Identifying thalassemia trait or sickle trait in pregnancy is important for genetic counseling — if the father also carries an abnormal hemoglobin, the fetus may be at risk for major disease (e.g., hemoglobin Bart's hydrops fetalis from alpha thalassemia, or sickle cell disease, or beta-thalassemia major). The father can then be tested and prenatal diagnosis offered.
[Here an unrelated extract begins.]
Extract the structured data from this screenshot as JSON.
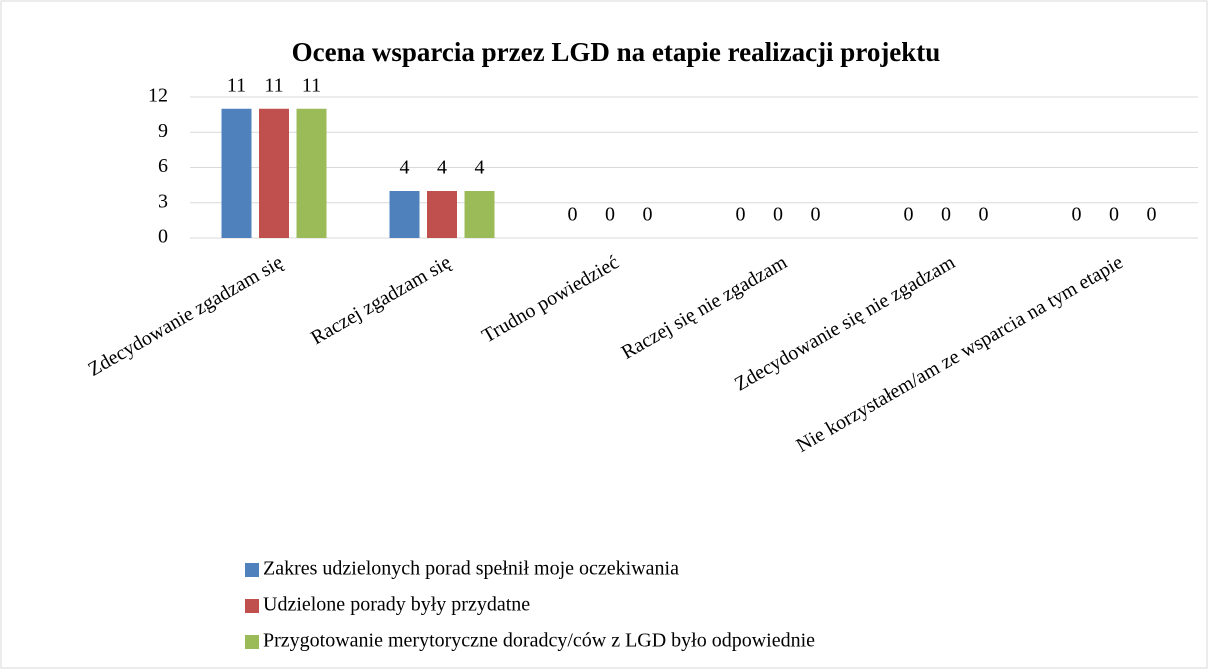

Clinical pearl: in any pregnant patient — especially of African, Mediterranean, Middle Eastern, or Southeast Asian descent — with microcytic anemia and normal iron studies, get hemoglobin electrophoresis. Don't blindly treat with iron when iron stores are already replete.
**Why each option:**
**A.** Anticardiolipin antibodies are relevant in antiphospholipid syndrome with recurrent pregnancy loss or thrombosis — not in evaluating microcytic anemia with normal iron studies.
**B.** Amniocentesis is invasive prenatal testing and is not the next step in evaluating maternal microcytic anemia.
**C.** Direct Coombs evaluates immune-mediated hemolytic anemia, which would present with normocytic or macrocytic anemia and elevated indirect bilirubin — not this microcytic picture.
**D.** Hemoglobin electrophoresis identifies thalassemia trait or hemoglobinopathy in patients with microcytic anemia and normal iron studies, enabling appropriate genetic counseling in pregnancy.